9. The holding period of the Acquiring Fund Shares received by a
shareholder of the Target Fund (including fractional shares to which
they may be entitled) will include the holding period of the Target
Fund shares exchanged therefor, provided that the shareholder held the
Target Fund shares as a capital asset on the date of the exchange
pursuant to Section 1223(1) of the Code.
10. The Acquiring Fund will succeed to and take into account the items of
the Target Fund described in Section 381(c) of the Code.
11. The consummation of the Reorganization will not terminate the taxable
year of the Target Fund. The part of the taxable year of the Target
Fund before the Reorganization and part of the taxable year of the
Acquiring Fund after the Reorganization will constitute a single
taxable year of the Acquiring Fund.
This opinion letter expresses our views only as to U.S. federal income tax
laws in effect as of the date hereof. It represents our best legal judgment as
to the matters addressed herein, but is not binding on the Internal Revenue
Service or the courts. Accordingly, no assurance can be given that the opinions
and analysis expressed herein, if contested, would be sustained by a court. Our
opinion is based upon the Code, the applicable Treasury Regulations promulgated
thereunder, the present position of the Internal Revenue Service as set forth in
published revenue rulings and revenue procedures, present administrative
positions of the Internal Revenue Service, and existing judicial decisions, all
of which are subject to change either prospectively or retroactively.
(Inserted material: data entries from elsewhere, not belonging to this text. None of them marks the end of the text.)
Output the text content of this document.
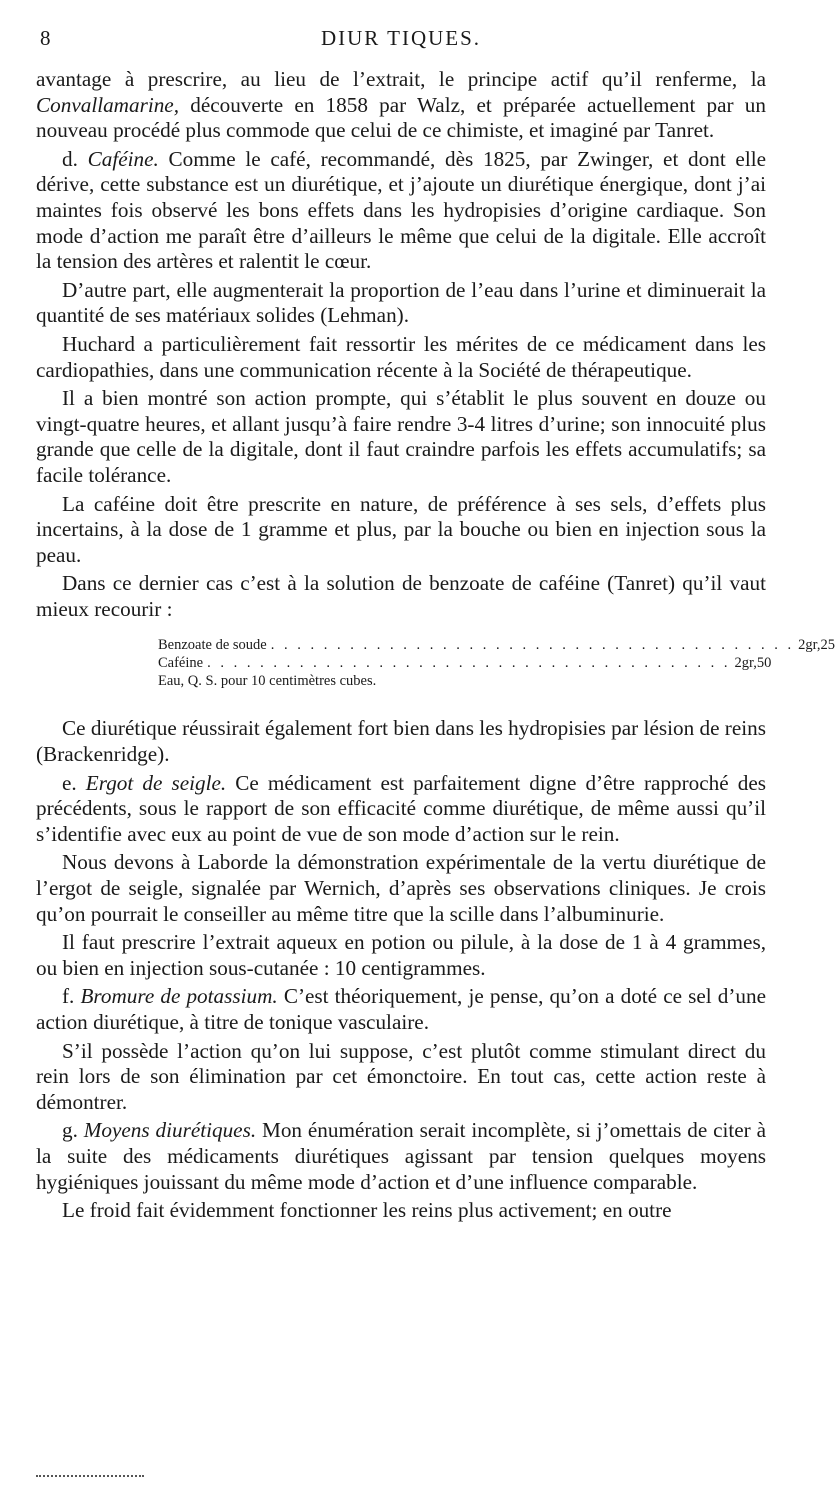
8	DIUR TIQUES.

avantage à prescrire, au lieu de l’extrait, le principe actif qu’il renferme, la Convallamarine, découverte en 1858 par Walz, et préparée actuellement par un nouveau procédé plus commode que celui de ce chimiste, et imaginé par Tanret.

d. Caféine. Comme le café, recommandé, dès 1825, par Zwinger, et dont elle dérive, cette substance est un diurétique, et j’ajoute un diurétique énergique, dont j’ai maintes fois observé les bons effets dans les hydropisies d’origine cardiaque. Son mode d’action me paraît être d’ailleurs le même que celui de la digitale. Elle accroît la tension des artères et ralentit le cœur.

D’autre part, elle augmenterait la proportion de l’eau dans l’urine et diminuerait la quantité de ses matériaux solides (Lehman).

Huchard a particulièrement fait ressortir les mérites de ce médicament dans les cardiopathies, dans une communication récente à la Société de thérapeutique.

Il a bien montré son action prompte, qui s’établit le plus souvent en douze ou vingt-quatre heures, et allant jusqu’à faire rendre 3-4 litres d’urine; son innocuité plus grande que celle de la digitale, dont il faut craindre parfois les effets accumulatifs; sa facile tolérance.

La caféine doit être prescrite en nature, de préférence à ses sels, d’effets plus incertains, à la dose de 1 gramme et plus, par la bouche ou bien en injection sous la peau.

Dans ce dernier cas c’est à la solution de benzoate de caféine (Tanret) qu’il vaut mieux recourir :

Benzoate de soude . . . . . . . . . . . . . . . . . . . . . . . . . . . . . . . . . . . . . . . . 2gr,25
Caféine . . . . . . . . . . . . . . . . . . . . . . . . . . . . . . . . . . . . . . . . 2gr,50
Eau, Q. S. pour 10 centimètres cubes.

Ce diurétique réussirait également fort bien dans les hydropisies par lésion de reins (Brackenridge).

e. Ergot de seigle. Ce médicament est parfaitement digne d’être rapproché des précédents, sous le rapport de son efficacité comme diurétique, de même aussi qu’il s’identifie avec eux au point de vue de son mode d’action sur le rein.

Nous devons à Laborde la démonstration expérimentale de la vertu diurétique de l’ergot de seigle, signalée par Wernich, d’après ses observations cliniques. Je crois qu’on pourrait le conseiller au même titre que la scille dans l’albuminurie.

Il faut prescrire l’extrait aqueux en potion ou pilule, à la dose de 1 à 4 grammes, ou bien en injection sous-cutanée : 10 centigrammes.

f. Bromure de potassium. C’est théoriquement, je pense, qu’on a doté ce sel d’une action diurétique, à titre de tonique vasculaire.

S’il possède l’action qu’on lui suppose, c’est plutôt comme stimulant direct du rein lors de son élimination par cet émonctoire. En tout cas, cette action reste à démontrer.

g. Moyens diurétiques. Mon énumération serait incomplète, si j’omettais de citer à la suite des médicaments diurétiques agissant par tension quelques moyens hygiéniques jouissant du même mode d’action et d’une influence comparable.

Le froid fait évidemment fonctionner les reins plus activement; en outre
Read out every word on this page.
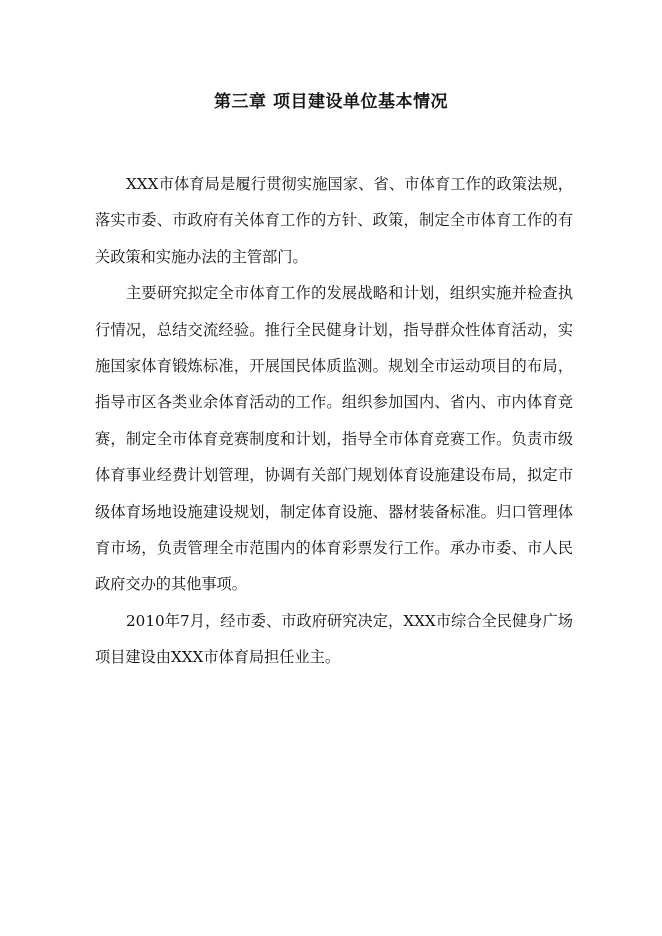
第三章 项目建设单位基本情况

XXX市体育局是履行贯彻实施国家、省、市体育工作的政策法规，落实市委、市政府有关体育工作的方针、政策，制定全市体育工作的有关政策和实施办法的主管部门。

主要研究拟定全市体育工作的发展战略和计划，组织实施并检查执行情况，总结交流经验。推行全民健身计划，指导群众性体育活动，实施国家体育锻炼标准，开展国民体质监测。规划全市运动项目的布局，指导市区各类业余体育活动的工作。组织参加国内、省内、市内体育竞赛，制定全市体育竞赛制度和计划，指导全市体育竞赛工作。负责市级体育事业经费计划管理，协调有关部门规划体育设施建设布局，拟定市级体育场地设施建设规划，制定体育设施、器材装备标准。归口管理体育市场，负责管理全市范围内的体育彩票发行工作。承办市委、市人民政府交办的其他事项。

2010年7月，经市委、市政府研究决定，XXX市综合全民健身广场项目建设由XXX市体育局担任业主。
We do not
undertake to make any continuing analysis of the facts or relevant law following
the date of this letter.
Our opinion is conditioned upon the performance by ALPS and AIC of their
respective undertakings in the Agreement and the Representation Letters.
This opinion is being rendered to AIC, on behalf of the Acquiring Fund, and
to ALPS, on behalf of the Target Fund, and may be relied upon only by AIC, ALPS,
the Target Fund, the Acquiring Fund and their respective shareholders.